SparkGIS adds GIS functionalities to SparkSQL through:
- a user-defined type (UDT): GeometryType
- a class representing values of such type: Geometry
- a set of user-defined Functions (UDF) and predicates operating on one or two Geometry values
To create values, use factory methods in the Geometry object:
import Geometry.WGS84
val pt = Geometry.point(12.5, 14.6)
val ln = Geometry.line((0,0), (20,50))
val collection = Geometry.collection(pt, ln)
Each factory method has two argument lists:
- the first one is the set of 2D coordinates describing the geometry (one, many, many sequences, depending on the geometry type)
- the second one is the coordinate reference system id; an implicit value Geometry.WGS84 is provided for this
You can also create Geometry values from WKB (Well Known Binary), WKT (Well Known Text), and GeoJSON formats:
val mp = Geometry.fromString("MULTIPOINT ((1 1), (2 2))")
val ml = Geometry.fromGeoJSON("{\"type\":\"MultiLineString\",\"coordinates\":[[[12,13],[15,20]],[[7,9],[11,17]]]}}")
Simply use the GeometryType instance as a type:
val schema = StructType(Seq(
StructField("id", IntegerType),
StructField("geo", GeometryType.Instance)
))
The GeometryType is able to produce Geometry values from any supported serialization format ("WKB, WKT, GeoJSON) as well as from schema-less JSON RDDs.
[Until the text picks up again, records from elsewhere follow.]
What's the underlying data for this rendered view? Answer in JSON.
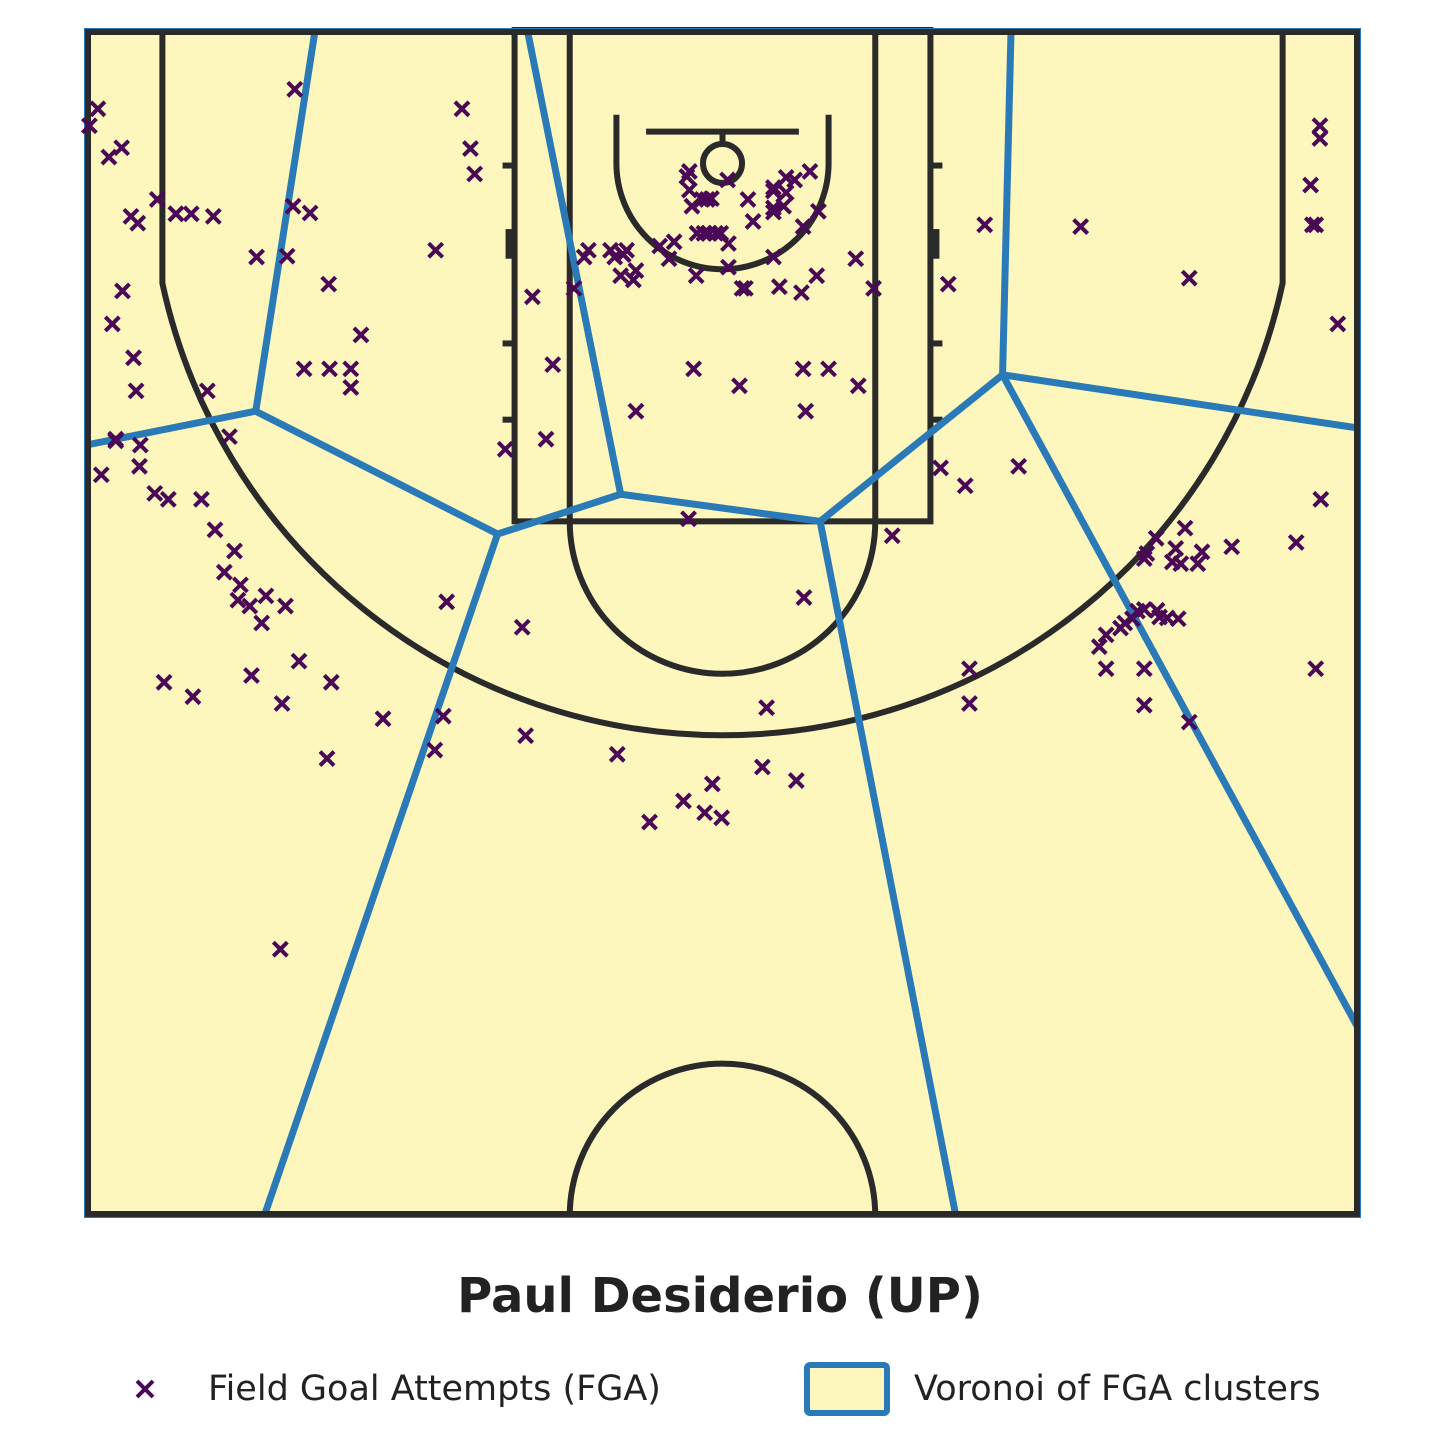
{
  "chart_data": {
    "type": "scatter",
    "title": "Paul Desiderio (UP)",
    "xlabel": "",
    "ylabel": "",
    "grid": false,
    "legend_position": "bottom",
    "legend": [
      "Field Goal Attempts (FGA)",
      "Voronoi of FGA clusters"
    ],
    "colors": {
      "court_fill": "#fdf6bd",
      "court_lines": "#2a2a2a",
      "voronoi": "#2a7ab8",
      "fga_marker": "#4b0857"
    },
    "x_range": [
      -7.5,
      7.5
    ],
    "y_range": [
      0,
      14
    ],
    "series": [
      {
        "name": "Field Goal Attempts (FGA)",
        "marker": "x",
        "points": [
          [
            -7.46,
            12.87
          ],
          [
            -7.36,
            13.07
          ],
          [
            -7.23,
            12.5
          ],
          [
            -7.08,
            12.61
          ],
          [
            -6.97,
            11.8
          ],
          [
            -6.89,
            11.72
          ],
          [
            -6.66,
            12.0
          ],
          [
            -6.44,
            11.83
          ],
          [
            -6.44,
            11.83
          ],
          [
            -6.26,
            11.83
          ],
          [
            -6.0,
            11.8
          ],
          [
            -5.04,
            13.3
          ],
          [
            -7.07,
            10.92
          ],
          [
            -7.19,
            10.53
          ],
          [
            -6.94,
            10.13
          ],
          [
            -6.91,
            9.74
          ],
          [
            -6.87,
            8.85
          ],
          [
            -6.07,
            9.74
          ],
          [
            -5.49,
            11.32
          ],
          [
            -5.13,
            11.33
          ],
          [
            -5.06,
            11.92
          ],
          [
            -4.86,
            11.84
          ],
          [
            -4.64,
            11.0
          ],
          [
            -4.26,
            10.4
          ],
          [
            -4.93,
            10.0
          ],
          [
            -4.63,
            10.0
          ],
          [
            -4.38,
            10.0
          ],
          [
            -4.38,
            9.78
          ],
          [
            -5.81,
            9.2
          ],
          [
            -7.15,
            9.15
          ],
          [
            -7.15,
            9.17
          ],
          [
            -7.32,
            8.75
          ],
          [
            -6.69,
            8.53
          ],
          [
            -6.86,
            9.1
          ],
          [
            -6.53,
            8.46
          ],
          [
            -6.14,
            8.46
          ],
          [
            -5.98,
            8.1
          ],
          [
            -5.75,
            7.85
          ],
          [
            -5.87,
            7.6
          ],
          [
            -5.68,
            7.45
          ],
          [
            -5.71,
            7.27
          ],
          [
            -5.57,
            7.2
          ],
          [
            -5.38,
            7.32
          ],
          [
            -5.15,
            7.2
          ],
          [
            -5.43,
            7.0
          ],
          [
            -4.99,
            6.55
          ],
          [
            -4.61,
            6.3
          ],
          [
            -5.55,
            6.38
          ],
          [
            -5.19,
            6.05
          ],
          [
            -6.24,
            6.13
          ],
          [
            -6.58,
            6.3
          ],
          [
            -4.0,
            5.87
          ],
          [
            -3.29,
            5.9
          ],
          [
            -4.66,
            5.4
          ],
          [
            -3.39,
            5.5
          ],
          [
            -3.25,
            7.25
          ],
          [
            -2.32,
            5.67
          ],
          [
            -1.24,
            5.45
          ],
          [
            -0.86,
            4.65
          ],
          [
            -0.46,
            4.9
          ],
          [
            -0.12,
            5.1
          ],
          [
            0.47,
            5.3
          ],
          [
            0.87,
            5.14
          ],
          [
            -0.21,
            4.76
          ],
          [
            -0.01,
            4.7
          ],
          [
            0.52,
            6.0
          ],
          [
            -3.38,
            11.4
          ],
          [
            -2.92,
            12.3
          ],
          [
            -2.97,
            12.6
          ],
          [
            -3.07,
            13.07
          ],
          [
            -2.24,
            10.85
          ],
          [
            -2.0,
            10.05
          ],
          [
            -2.08,
            9.17
          ],
          [
            -1.75,
            10.95
          ],
          [
            -1.58,
            11.4
          ],
          [
            -1.32,
            11.4
          ],
          [
            -1.17,
            11.35
          ],
          [
            -1.17,
            11.35
          ],
          [
            -1.13,
            11.4
          ],
          [
            -1.02,
            11.16
          ],
          [
            -1.05,
            11.05
          ],
          [
            -0.74,
            11.45
          ],
          [
            -0.63,
            11.3
          ],
          [
            -0.42,
            12.27
          ],
          [
            -0.39,
            12.33
          ],
          [
            -0.39,
            12.11
          ],
          [
            -0.36,
            11.92
          ],
          [
            -0.24,
            12.0
          ],
          [
            -0.18,
            12.0
          ],
          [
            -0.13,
            12.01
          ],
          [
            0.06,
            12.23
          ],
          [
            -0.02,
            11.6
          ],
          [
            -0.08,
            11.6
          ],
          [
            -0.16,
            11.6
          ],
          [
            -0.22,
            11.6
          ],
          [
            -0.3,
            11.6
          ],
          [
            0.07,
            11.48
          ],
          [
            -0.57,
            11.5
          ],
          [
            0.07,
            11.2
          ],
          [
            0.36,
            11.74
          ],
          [
            0.6,
            11.85
          ],
          [
            0.6,
            11.9
          ],
          [
            0.3,
            12.0
          ],
          [
            0.6,
            12.1
          ],
          [
            0.6,
            12.14
          ],
          [
            0.75,
            12.26
          ],
          [
            0.75,
            12.08
          ],
          [
            0.85,
            12.23
          ],
          [
            1.03,
            12.33
          ],
          [
            0.72,
            11.92
          ],
          [
            1.13,
            11.86
          ],
          [
            0.6,
            11.32
          ],
          [
            0.67,
            10.97
          ],
          [
            0.93,
            10.9
          ],
          [
            1.11,
            11.1
          ],
          [
            0.23,
            10.95
          ],
          [
            0.27,
            10.95
          ],
          [
            -0.31,
            11.1
          ],
          [
            -1.63,
            11.32
          ],
          [
            -1.2,
            11.1
          ],
          [
            -0.34,
            10.0
          ],
          [
            0.2,
            9.8
          ],
          [
            0.95,
            10.0
          ],
          [
            1.25,
            10.0
          ],
          [
            1.6,
            9.8
          ],
          [
            1.78,
            10.95
          ],
          [
            1.57,
            11.3
          ],
          [
            2.66,
            11.0
          ],
          [
            0.98,
            9.5
          ],
          [
            -1.02,
            9.5
          ],
          [
            -2.56,
            9.05
          ],
          [
            -0.4,
            8.23
          ],
          [
            0.96,
            7.3
          ],
          [
            2.0,
            8.03
          ],
          [
            2.57,
            8.83
          ],
          [
            3.49,
            8.85
          ],
          [
            4.22,
            11.68
          ],
          [
            5.5,
            11.07
          ],
          [
            6.95,
            11.7
          ],
          [
            6.99,
            11.7
          ],
          [
            6.93,
            12.17
          ],
          [
            7.04,
            12.72
          ],
          [
            7.04,
            12.87
          ],
          [
            7.25,
            10.53
          ],
          [
            7.05,
            8.46
          ],
          [
            5.45,
            8.12
          ],
          [
            5.11,
            8.0
          ],
          [
            5.34,
            7.88
          ],
          [
            5.65,
            7.84
          ],
          [
            6.0,
            7.9
          ],
          [
            5.3,
            7.72
          ],
          [
            5.4,
            7.7
          ],
          [
            5.6,
            7.7
          ],
          [
            4.97,
            7.76
          ],
          [
            5.0,
            7.82
          ],
          [
            6.76,
            7.95
          ],
          [
            4.52,
            6.86
          ],
          [
            4.69,
            6.94
          ],
          [
            4.74,
            7.0
          ],
          [
            4.83,
            7.05
          ],
          [
            4.89,
            7.14
          ],
          [
            4.97,
            7.16
          ],
          [
            5.12,
            7.15
          ],
          [
            5.24,
            7.06
          ],
          [
            5.15,
            7.07
          ],
          [
            5.37,
            7.05
          ],
          [
            4.44,
            6.72
          ],
          [
            4.52,
            6.46
          ],
          [
            4.97,
            6.46
          ],
          [
            4.97,
            6.03
          ],
          [
            5.5,
            5.83
          ],
          [
            2.91,
            6.46
          ],
          [
            2.91,
            6.05
          ],
          [
            6.99,
            6.46
          ],
          [
            -5.21,
            3.15
          ],
          [
            -2.36,
            6.95
          ],
          [
            2.86,
            8.62
          ],
          [
            3.09,
            11.7
          ],
          [
            -1.27,
            11.32
          ],
          [
            0.95,
            11.68
          ]
        ]
      }
    ],
    "voronoi_edges": [
      [
        [
          -4.8,
          14
        ],
        [
          -5.5,
          9.5
        ]
      ],
      [
        [
          -5.5,
          9.5
        ],
        [
          -7.5,
          9.1
        ]
      ],
      [
        [
          -5.5,
          9.5
        ],
        [
          -2.65,
          8.05
        ]
      ],
      [
        [
          -2.65,
          8.05
        ],
        [
          -5.4,
          0
        ]
      ],
      [
        [
          -2.65,
          8.05
        ],
        [
          -1.2,
          8.52
        ]
      ],
      [
        [
          -1.2,
          8.52
        ],
        [
          -2.3,
          14
        ]
      ],
      [
        [
          -1.2,
          8.52
        ],
        [
          1.15,
          8.2
        ]
      ],
      [
        [
          1.15,
          8.2
        ],
        [
          3.3,
          9.93
        ]
      ],
      [
        [
          1.15,
          8.2
        ],
        [
          2.75,
          0
        ]
      ],
      [
        [
          3.3,
          9.93
        ],
        [
          3.4,
          14
        ]
      ],
      [
        [
          3.3,
          9.93
        ],
        [
          7.5,
          9.3
        ]
      ],
      [
        [
          3.3,
          9.93
        ],
        [
          7.5,
          2.2
        ]
      ]
    ]
  }
}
So simply load your data and apply the schema as shown below:
// using GeoJSON
val data = Seq(
"{\"id\":1,\"geo\":{\"type\":\"Point\",\"coordinates\":[1,1]}}",
"{\"id\":2,\"geo\":{\"type\":\"LineString\",\"coordinates\":[[12,13],[15,20]]}}",
"{\"id\":3,\"geo\":{\"type\":\"MultiLineString\",\"coordinates\":[[[12,13],[15,20]],[[7,9],[11,17]]]}}",
...
)
val rdd = sc.parallelize(data)
val df = sqlContext.jsonRDD(rdd, schema)
// or other means
val data = Seq(
Row(1, Geometry.point(1,1)),
Row(2, Geometry.fromString("MULTIPOINT ((1 1), (2 2))"),
...
)
val rdd = sc.parallelize(data)
val df = sqlContext.createDataFrame(rdd, schema)
Each function is defined as a method of the Functions object and can be used freely in any suitable context. Moreover, they can be registered in the SQLContext and used inside SparkSQL queries:
Functions.register(sqlContext)
df.registerTempTable("features")
result = sqlContext.sql("SELECT ST_Length(geo) FROM features")
GIS functions are just aliasing methods from the class hierarchy rooting at GisGeometry. GisGeometry hierarchy wraps GeoTools classes to provide a consistent interface - like returning options instead of magic values or to model the absence of some property for some geometry type.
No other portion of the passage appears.